NPR did not mention the official diagnosis of a blood clot, but on January 25, 2013 ABC News suggested that the concussion also appeared to have generated a blood clot and a pair of thick glasses:
The thick glasses Hillary Clinton has been wearing in public since returning from a concussion and blood clot last month are the result of lingering effects of her health problems, a Clinton aide confirms.
"She'll be wearing these glasses instead of her contacts for a period of time because of lingering issues stemming from her concussion," said spokesman Philippe Reines. "With them on she sees just fine."
Several points need to be made in connection with this. If a known liar with an incredible incentive to lie on the particular occasion says of her leg being in a cast that it all began with a stomach virus which led to a fall, we might believe her, but we’d certainly take context into account.
The next point is key. Concussions only rarely cause blood clots. Here is WebMD:
A concussion may lead to thinking, sleeping, and balance problems, and symptoms. In rare cases, a blood clot may form on the brain after a concussion. This is a life-threatening condition.
To this we must add that if, in spite of the rarity of the concussion to blood clot transition, that is nonetheless what really happened, we would still be well within the bounds of reason to inquire what caused the concussion in the first place, and whether it was due to syncope (fainting) brought on by dehydration.
Maybe it was what happened, but notice that in addition to overlooking the probability issue accepting Clinton’s lie-incentivized version of events requires us to accept that she had a concussion in the first place.
Also, even if she did suffer a concussion, we must observe that those can easily be brought about by falls subsequent to strokes--and, unlike concussions not preceded by strokes, strokes, and therefore quite reasonably concussions followed by strokes, frequently, not infrequently, are accompanied with blood clots in the brain. Indeed, embolic strokes are not merely associated with blood clots in the brain; they are constituted by blood clots in the brain (click preceding link).

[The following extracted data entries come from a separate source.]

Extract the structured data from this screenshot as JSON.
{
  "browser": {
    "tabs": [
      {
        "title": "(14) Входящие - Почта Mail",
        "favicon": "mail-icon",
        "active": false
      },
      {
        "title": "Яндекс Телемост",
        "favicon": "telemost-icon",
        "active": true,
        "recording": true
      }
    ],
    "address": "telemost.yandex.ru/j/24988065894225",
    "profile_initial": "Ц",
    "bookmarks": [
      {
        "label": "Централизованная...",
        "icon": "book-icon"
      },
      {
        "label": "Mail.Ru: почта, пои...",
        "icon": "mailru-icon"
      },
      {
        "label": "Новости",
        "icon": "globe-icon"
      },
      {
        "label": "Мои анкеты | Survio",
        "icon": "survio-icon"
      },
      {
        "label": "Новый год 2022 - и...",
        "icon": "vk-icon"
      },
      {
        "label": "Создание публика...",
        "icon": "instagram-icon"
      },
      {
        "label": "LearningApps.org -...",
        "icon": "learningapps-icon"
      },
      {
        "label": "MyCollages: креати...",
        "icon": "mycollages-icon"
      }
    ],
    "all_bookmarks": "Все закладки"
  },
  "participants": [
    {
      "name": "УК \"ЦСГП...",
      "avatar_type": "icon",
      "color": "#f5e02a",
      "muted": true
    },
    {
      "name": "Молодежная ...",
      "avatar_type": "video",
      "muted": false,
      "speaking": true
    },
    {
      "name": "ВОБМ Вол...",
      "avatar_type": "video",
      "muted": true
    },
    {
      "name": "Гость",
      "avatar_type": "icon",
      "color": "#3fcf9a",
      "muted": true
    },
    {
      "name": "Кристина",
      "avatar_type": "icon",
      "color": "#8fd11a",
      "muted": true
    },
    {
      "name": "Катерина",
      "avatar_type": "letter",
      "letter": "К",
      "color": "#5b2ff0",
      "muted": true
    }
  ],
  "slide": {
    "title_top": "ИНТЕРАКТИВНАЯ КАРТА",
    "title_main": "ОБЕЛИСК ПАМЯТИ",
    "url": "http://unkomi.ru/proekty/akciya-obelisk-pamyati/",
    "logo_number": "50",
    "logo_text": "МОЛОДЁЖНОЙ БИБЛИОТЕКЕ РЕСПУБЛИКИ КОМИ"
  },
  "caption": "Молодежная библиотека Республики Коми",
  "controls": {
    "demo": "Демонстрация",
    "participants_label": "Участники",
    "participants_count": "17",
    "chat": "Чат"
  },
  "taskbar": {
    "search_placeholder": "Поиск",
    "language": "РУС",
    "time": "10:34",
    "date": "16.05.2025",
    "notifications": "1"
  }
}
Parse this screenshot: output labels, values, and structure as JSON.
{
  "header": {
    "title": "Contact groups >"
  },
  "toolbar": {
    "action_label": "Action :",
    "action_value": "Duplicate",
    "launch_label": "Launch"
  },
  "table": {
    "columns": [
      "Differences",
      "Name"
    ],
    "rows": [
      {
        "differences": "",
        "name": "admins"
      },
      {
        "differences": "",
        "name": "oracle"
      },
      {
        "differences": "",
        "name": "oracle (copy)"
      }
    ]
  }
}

It is also incontrovertibly true that Clinton, in her role as Secretary of State, travelled 956,733 miles -- most of it in the air. It is just as clear that frequent and long flying can raise the risk of strokes (especially in the elderly; click here and here). Clinton was a very, very frequent, very, very long flyer was she not? And she’s no spring chicken.
Then there are the glasses Clinton was wearing. What kind of glasses were they? Again, ABC:
Reines did not specify what type of lens the secretary was wearing, but medical experts say a fresnel prism is common in cases like these. Fresnel prisms usually come in the form of a piece of thin, transparent plastic that can be adhered to existing lenses. The special grooves in these prisms change the way light enters the eye, making them useful in treating double vision.
So medical experts think the spectacles had lenses of the Fresnel species.
The thing is, Fresnel lenses are indeed frequently prescribed subsequent to concussions (and please keep in mind the previous point about strokes sometimes causing concussions), but they also frequently prescribed to stroke patients.
To be sure, nothing in this purports to prove that Clinton suffered a stroke; the point is simply to indicate the reasons why it is quite reasonable to suppose she might have. Information as to the relative incidence rates of non-stroke derived concussions in the elderly and strokes in the elderly could in principle be used to derive a probabilistic estimate of the stroke likelihood
Even in lieu of such estimates, we can confidently suggest this: the incident rate of non-stroke generated concussions would have to be quite a bit higher than strokes that produce brain blood clots in order to justify the belief that Clinton’s brain blood clot was brought on by a non-stroke produced concussion. This is because, as has already been observed above, the link between concussions and brain clots is statistically weak.